Adapted from NW120: Nosework Elements. Taught by Stacy Barnett http://fenzidogsportsacademy.com/
Stacy’s Website: http://scentsabilitiesnw.com/
Exterior areas can be quite complicated and difficult! Wind, air flow, weather, natural and environmental distractions can make easy scent puzzles seem much more difficult.
It’s essential to set up hides and search areas that are commensurate with your dog’s skill level and natural ability to manage distractions. If your dog loves to hunt, searching areas near dried leaves and other places where critters may live might be a really hard location. If your dog is a marker or is still intact, searches near dog potty areas are probably not a good place to start.
When starting exterior searches, conduct your searches in familiar locations.
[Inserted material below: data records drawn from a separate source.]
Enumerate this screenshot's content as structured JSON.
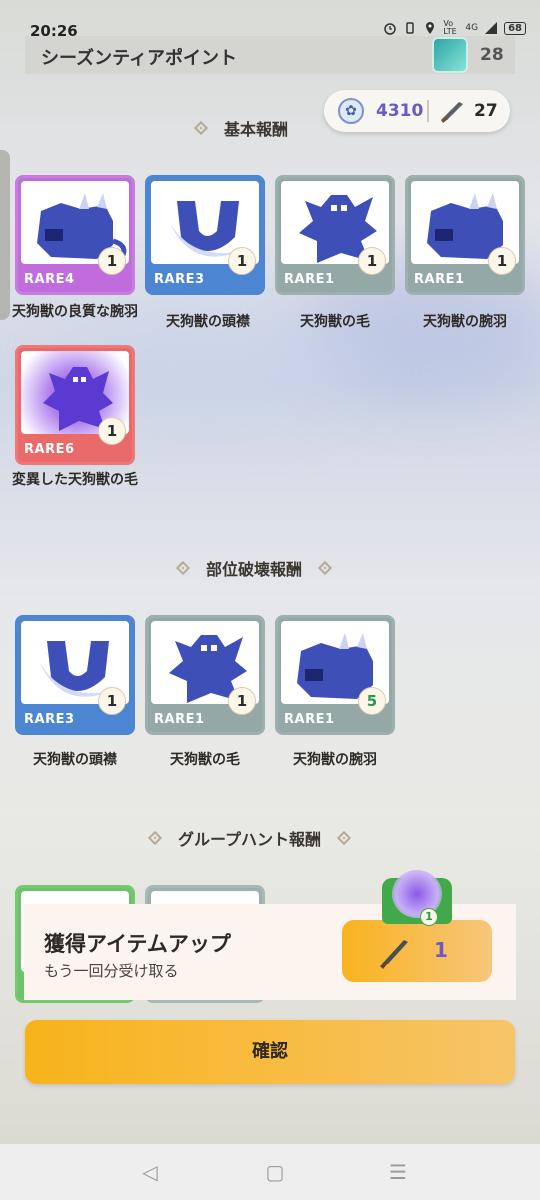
{
  "status_bar": {
    "time": "20:26",
    "network": "4G",
    "volte": "Vo LTE",
    "battery": "68"
  },
  "season_bar": {
    "label": "シーズンティアポイント",
    "value": "28"
  },
  "currency": {
    "paw_value": "4310",
    "knife_value": "27"
  },
  "sections": {
    "basic": {
      "title": "基本報酬",
      "items": [
        {
          "rare": "RARE4",
          "qty": "1",
          "name": "天狗獣の良質な腕羽"
        },
        {
          "rare": "RARE3",
          "qty": "1",
          "name": "天狗獣の頭襟"
        },
        {
          "rare": "RARE1",
          "qty": "1",
          "name": "天狗獣の毛"
        },
        {
          "rare": "RARE1",
          "qty": "1",
          "name": "天狗獣の腕羽"
        },
        {
          "rare": "RARE6",
          "qty": "1",
          "name": "変異した天狗獣の毛"
        }
      ]
    },
    "part_break": {
      "title": "部位破壊報酬",
      "items": [
        {
          "rare": "RARE3",
          "qty": "1",
          "name": "天狗獣の頭襟"
        },
        {
          "rare": "RARE1",
          "qty": "1",
          "name": "天狗獣の毛"
        },
        {
          "rare": "RARE1",
          "qty": "5",
          "name": "天狗獣の腕羽"
        }
      ]
    },
    "group_hunt": {
      "title": "グループハント報酬"
    }
  },
  "bonus_panel": {
    "title": "獲得アイテムアップ",
    "subtitle": "もう一回分受け取る",
    "button_count": "1",
    "floating_qty": "1"
  },
  "confirm_button": "確認",
  "colors": {
    "rare1": "#94a8a8",
    "rare3": "#4c86d2",
    "rare4": "#c06cdc",
    "rare6": "#ea6a6a",
    "accent_orange": "#f8b31f",
    "accent_purple": "#6a5ac5"
  },
  "icons": [
    "alarm-icon",
    "vibrate-icon",
    "location-icon",
    "signal-icon",
    "paw-icon",
    "knife-icon",
    "back-icon",
    "home-icon",
    "menu-icon"
  ]
}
Familiar locations could be your backyard, your front yard, a patio or even your driveway. Assess your dog’s level of distraction in each location. If the location is too distracting for your dog, move to a less distracting location to practice.
Considerations for your first exterior search
- Pick small areas outdoors, perhaps only 10’ x 12’ or a similar size.
- Try not to do your first exterior work in the rain. Eventually you will need to be able to search in the rain but it is best not to introduce searching outdoors in bad weather.
- Pick an area with low amounts of distractions such as pavement or a wood surface. Some dogs can initially search on grass but for others, grass is too distracting. When first introducing dogs to exterior searches, a back patio or deck may be a great place to start.
- Certain surfaces are more difficult for finding source than others. Smooth surfaces, poles or fencing and grated surfaces are more difficult because odour cannot pool or collect on them. The best surfaces for placing a hide in the early stages are:
- Rough surfaces
- Surfaces with a lot of structure, structure meaning objects and “stuff”. This is one of the reasons why we teach a dog to search a cluttered interior before a clean interior! Odor adheres to surfaces.
- Another consideration is wind. It’s going to be quite difficult to start teaching your dog to search outdoors in steady wind. If there is a little wind, that’s okay. The important thing is to initially start your dog downwind of the hide (wind is blowing in your face). A good way to determine wind direction is to:
- Tie a piece if flagging tape (about 2 feet long) onto your bait bag or wrist. Flagging tape is inexpensive and is a great way to quickly see wind direction. Interestingly, flagging tape is legal to take with you into a trial.
- Leave flagging tape on your bait bag all of the time as it can be help you read the breeze in a trial situation.